2019: Article in press
Research Article

Multi-Site Protein Subcellular Localization Based on Deep Convolutional Neural Network

Cong H
School of Information Science and Engineering, Shandong Normal University, Jinan, China
Liu H
Shandong Provincial Key Laboratory for Novel Distributed Computer Software Technology, Jinan, China
Chen Y
School of Information Science and Engineering University of Jinan, Jinan, China
Zhao Y
Shandong Provincial Key Laboratory of Network Based Intelligent Computing University of Jinan, Jinan, China
Wang L
Shandong Provincial Key Laboratory of Network Based Intelligent Computing University of Jinan, Jinan, China
Published February 6, 2019
Keywords
  • Multi-site subcellular localization,
  • Deep convolution neural network,
  • Ensemble learning,
  • Features fusion

Abstract

Each part of internal structure of cells which is commonly mentioned as subcellular is highly ordered and interconnected has unique functions.

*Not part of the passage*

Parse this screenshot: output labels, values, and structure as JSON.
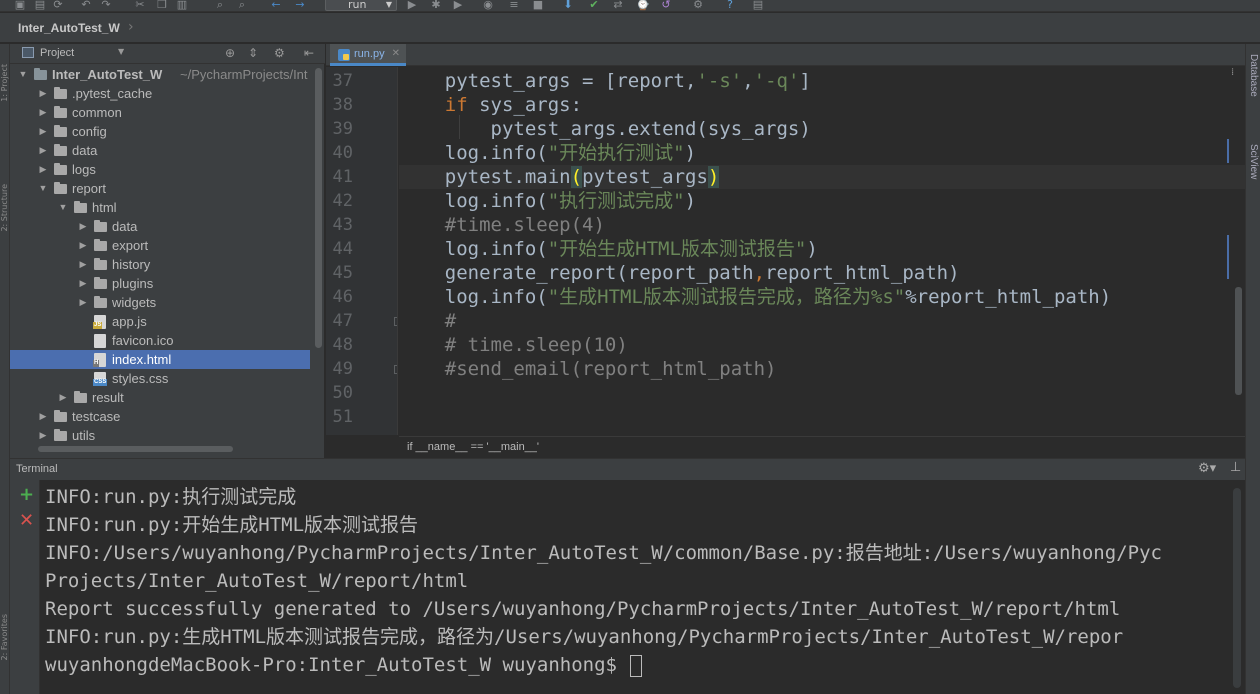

The experiments show that deviated protein delivery to the corresponding subcellular causes of human disease. Studies of protein localization can clarify pathogenesis and find treatments. As protein subcellular localization has a very important position in the field of biology, the research in this area is extremely active. Most of the existing protein sub cellular localization methods are more suitable for single-site sub cellular localization. This paper proposed an algorithm based deep convolution neural network which is suit for multi-site protein subcellular localization and the algorithm is implemented on the human protein database to verify and analyze the performance. In order to further improve the classification result of the algorithm, it was combined ensemble learning and features fusion. It can be inferred from experiments that the proposed algorithm is effective in multi-site protein subcellular localization and the overall correct rate of classification is 59.13% which is higher than SAE, SVM and RF. The algorithm proposed in this paper is more uniform and less affected by the number of samples. When the data samples are different, the classification results will have a certain impact, but the overall classification is good. Besides ensemble learning and features fusion are effective for improving classification result.